I’ve gotten a respectable start on my MVP project. I’ve gotten a lot of the basics done –as in, this is basic, now you need to add/change …

Easy stuff like creating a readme file, spinning up a node with express server on my localhost (e.g., running off my computer only) for testing and development, setting up bare-bones route files and client files are done –lots of changes will happen within those files though. I’ve written a few tests and need to write a whole lot more.

I’m re-thinking my database decision. Because my app will need real time inserts into the db (and being able to have dynamic table creation would increase functionality and allow for adding in later bells and whistles), I am thinking that I really should be utilizing a NOSQL database. I’ve got the mysql tables and their joins all mapped out but am seriously thinking of scrapping that plan. I’m going to take a day to mull it over.

Today, I am brushing up on ES6 and reading, reading, reading documentation on React.


7 responses to “In the weeds on my MVP”

  1. Omer Zak says :

    Some thoughts:

    1. How many records per second do you need to insert into the DB?

    2. How many indices do you need for the DB table/s into which you insert a lot of data? (The more indices there are, the slower record inserts become.)

    3. Did you actually measure the time it takes to insert data into the DB and found that it is too long?

    4. According to D.E. Knuth, premature optimization is the root of all evil.

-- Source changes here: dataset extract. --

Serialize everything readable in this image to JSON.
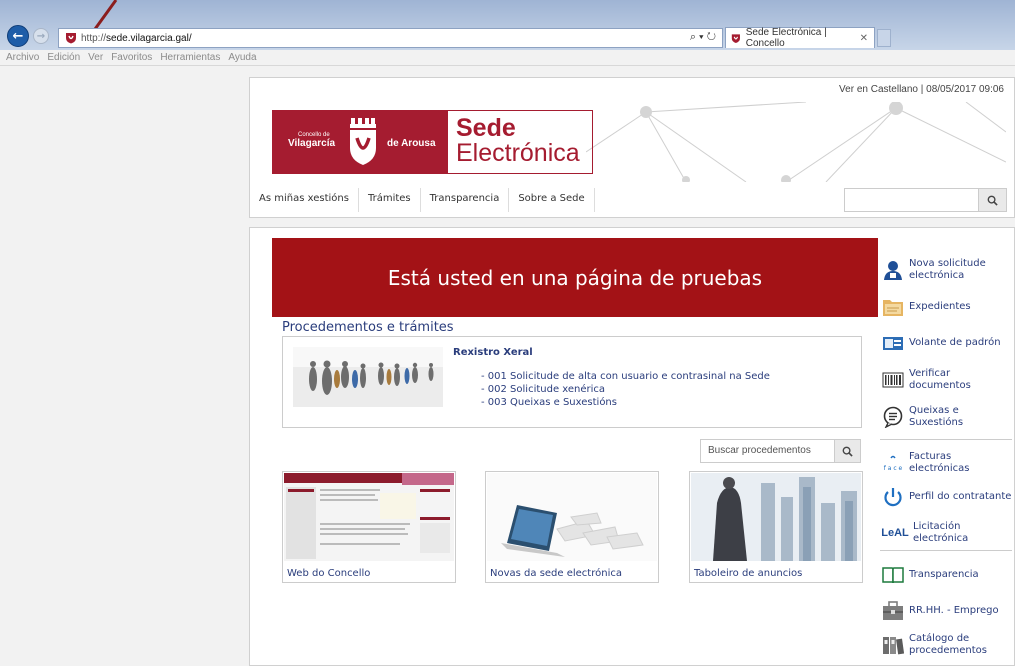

In your case, premature optimization would be switching to another DB.

    5. How much will the rest of the application change if you switch to a NoSQL DB? (If the application’s design is properly modularized, there should be almost no change.)

    • israeliminx says :

      Hey Omer,

      Good advice, thanks!! I’ll definitely be keeping those issues in mind!

      Right now, everything I’m doing is all in the theoretical — I’m not expecting any real people to actually use this puppy even once it is deployed: I and a few friends will be faking real people with it to make sure it all works. It is an exercise in taking all the pieces parts that I’ve worked on completely separately and for totally different practice projects (server, framework, api, db, design, testing, deployment) and actually putting them all together for the first time and from scratch. In previous practices, we were always given apps that were 90% done and we just needed to implement the server, or server, db and so forth were in place and needed to work in the framework (backbone, angular, react) and a lot of even that was already in.

    • Omer Zak says :

      So do not bother to improve the DB decision.

      Even if it was for a real Website, you’d not be wrong to select MySQL.
      In real life, people bother to optimize this part only if it turns out to be a bottleneck in actual operation.

  2. lynne says :

    Wow! It’s like Yaeli and Omer are speaking some kind of secret language 🙂 I have no idea what they are talking about other than “computers”. It sounds amazing though!

  3. israeliminx says :

    Ema, it is a bit like a secret language 🙂

    Omer, I’m taking your advice and not switching from the MySQL database! I’m spending this week getting the db in order and working on some of the client-side basics. Since I want it to be as mean and lean as possible, I’m also looking at dependencies and trying to figure out which ones I definitely do need as a must-have and which ones I can do without, via my own coding work-arounds. I’ve already ejected webpacks from the initial list I’d put together of possibles. Browserify is still in the running but …hrm. Lots of hrms. This is definitely lots of fun — a real puzzle and getting to actually create the puzzle pieces!